El planteamiento de la metodología es sorprendentemente muy simple. Presento aquí un resumen.

La hoja de balance de cada firma del NYSE cumple con:

a = d + p   (a: activos; d: deuda; p: patrimonio, el valor de sus acciones emitidas)

Esto también se cumple con el valor total (agregado) del conjunto total de la firmas. Es decir:

A = D + P     (A: activos; D: deuda; P: patrimonio, el valor de todas las acciones a la venta en el NYSE)

Tobin define su coeficiente “q” como:

q = P/A = P/(D + P) = 1/[1+(D/P)]

Obsérvese que D/P, el cociente de Deuda sobre Patrimonio, es bastante variable, normalmente en el rango del .10 a .60; pero definitivamente mayor que cero. Que “q” sea 1.0, quiere decir que el mercado está apostando a que la deuda agregada es nula, algo que es a todas luces inaceptable. Cuando “q” es mayor que 1.0, el mercado está suponiendo que los prestamistas en vez de cobrar su dinero, están regalando dinero al prestatario; es decir algo irracional. Bueno, sabemos que los mercados se comporta a veces irracionalmente, como cuando la tulipomanía de Holanda, en el siglo XVII. En tiempos recientes, “burbujas” han ocurrido a menudo en diversos mercados.

El último informe del “q” emitido por la Reserva Federal en Marzo indicó que el coeficiente estaba en 1.06. Después de las recientes caídas se puede afirmar que “q” esta en este momento alrededor de 1.0.

Arends señala que desde 1945 hasta la fecha el valor promedio del “q” ha estado en .70, lo que probablemente refleja adecuadamente la relación Deuda/ Patrimonio. Si es que este horizonte logra restablecerse, el Dow se acomodaría en un valor en el nivel de 12,000.
Si un mercado oso se afianzase como en 1921, 1932, 1949, 1974 and 1982 (lo que Arends considera dentro del rango de lo posible) el coeficiente “q” podría bajar a .30, como en esos ejemplos históricos. Entonces el Dow se encajaría en el nivel de 5,000.

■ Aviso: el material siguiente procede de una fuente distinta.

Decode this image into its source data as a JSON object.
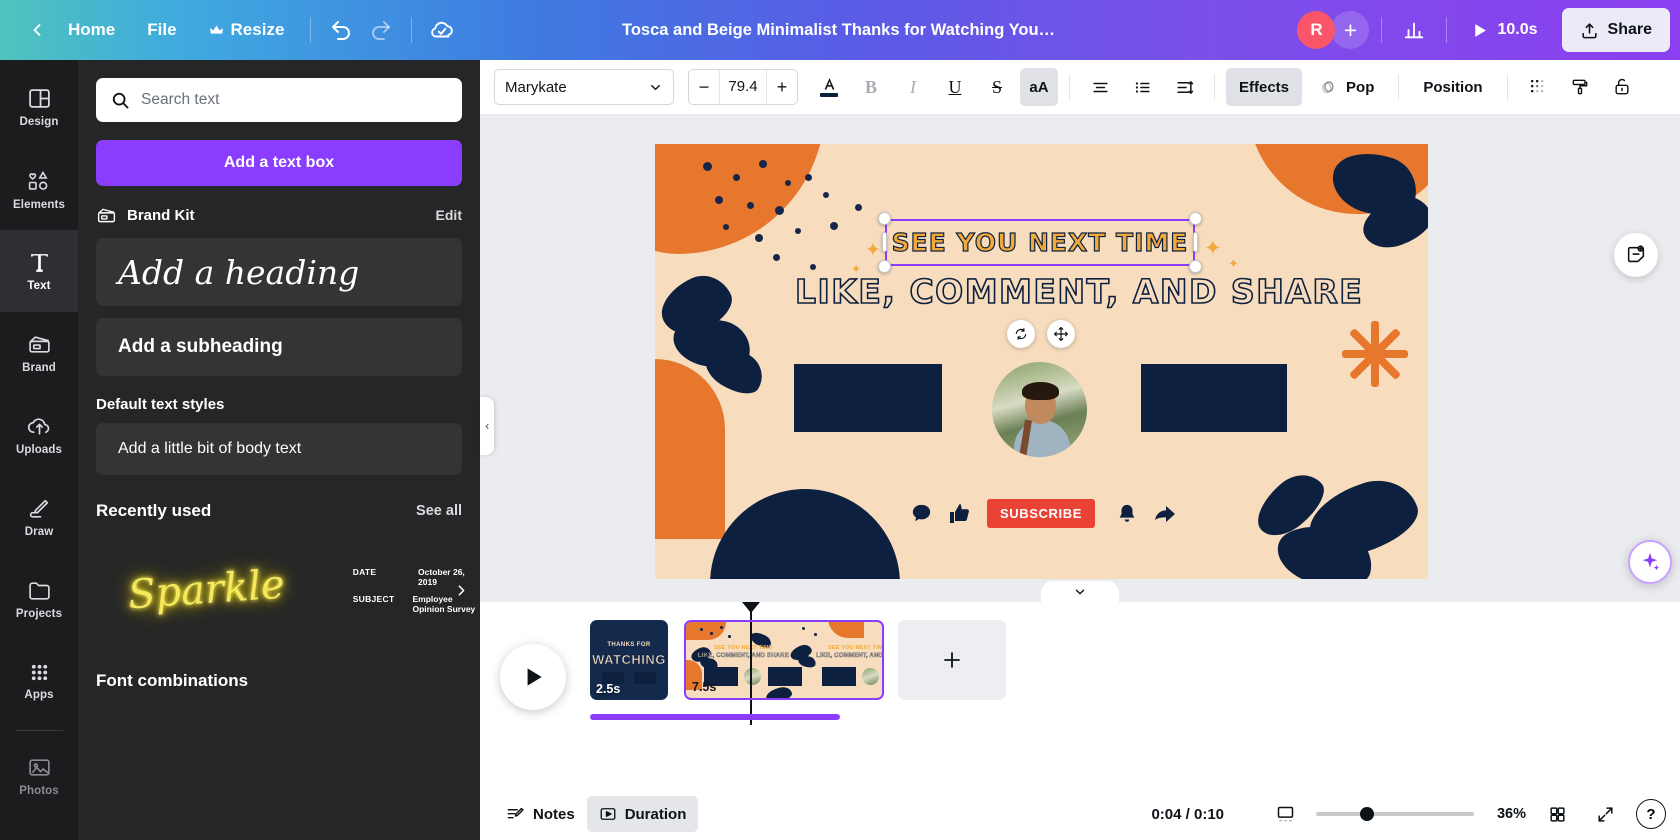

A mí me toco vivir el mercado oso de la década de los setenta cando estudiaba en la escuela de negocios. El país vivía bajo el impacto del “Nixon Shock” y del “Smithsonian Agrement” de 1971 que en efecto resultó en la devaluación de la moneda en un 8%. Además, Nixon decretó un control de precios y salarios para afrontar una inflación que parecía transformarse en inescapable. Recuerdo que debates que asistí en 1972 cuando el Dow “besó” los 1,000, escuche a ponentes que utilizando el “q” de Tobin afirmaban que el nivel correcto del Dow debería ser 1,300 y lo que pasaba era un completo predominio de los osos. La situación se puso aun peor mas tarde en la década, cuando la “estanflación” se apodero de la nación. El Dow logro rebasar el nivel 1,000 ya en la década de los ochenta.

Arends señala que con lo que actualmente ocurre en China y Europa y que con los cambios que la Reserva Federal tiene que implementar, un mercado oso (como los de 1921, 1932, 1949, 1974 and 1982) bien puede cuajar. Arends espera cambios significativos. El juzga que: “Durante 30 años, las cotizaciones bursátiles se han impulsado cada vez más por factores financieros, como el colapso de las tasas de interés y la manipulación de la Reserva Federal que culminó con los ‘quantitative easings’ de Bernanke”.

Arends aconseja a los inversionistas interrogar inmediatamente a sus consejeros financieros qué medidas concretas ha tomado para encarar el escenario aquí discutido. Una buena combinación de ciertos bonos, cuasi-efectivo y metales preciosos puede salvar el día. Desalentado opina que: “Su consejero financiero probablemente nunca oído hablar de este “q”. O, si lo escuchó, probablemente lo ha relegado al lugar de la astrología, o de los desvaríos místicos de Nostradamus”.

Otra gran “insight” de Tobin (quien murió en el 2002) es el “Tobin Tax”. Hacia la misma fecha del “q”, Tobin propuso un impuesto a las transacciones financieras para amortiguar las fluctuaciones en los tipos de cambios. La idea, otra vez, es muy simple: se aplicaría en cada cambio de una moneda en otra un pequeño impuesto, digamos de un .5% del volumen de la transacción. Esto desalentaría los ataques especulativos de los depredadores ya que sus métodos de aproximaciones sucesivas les obligarían a pagar el impuesto muchas veces. Después de México-Asia-Rusia y de la Crisis Financiera Global del 2008 mucho se hablado de su implementación. Pero, no hay peor sordo que el que no quiere oír.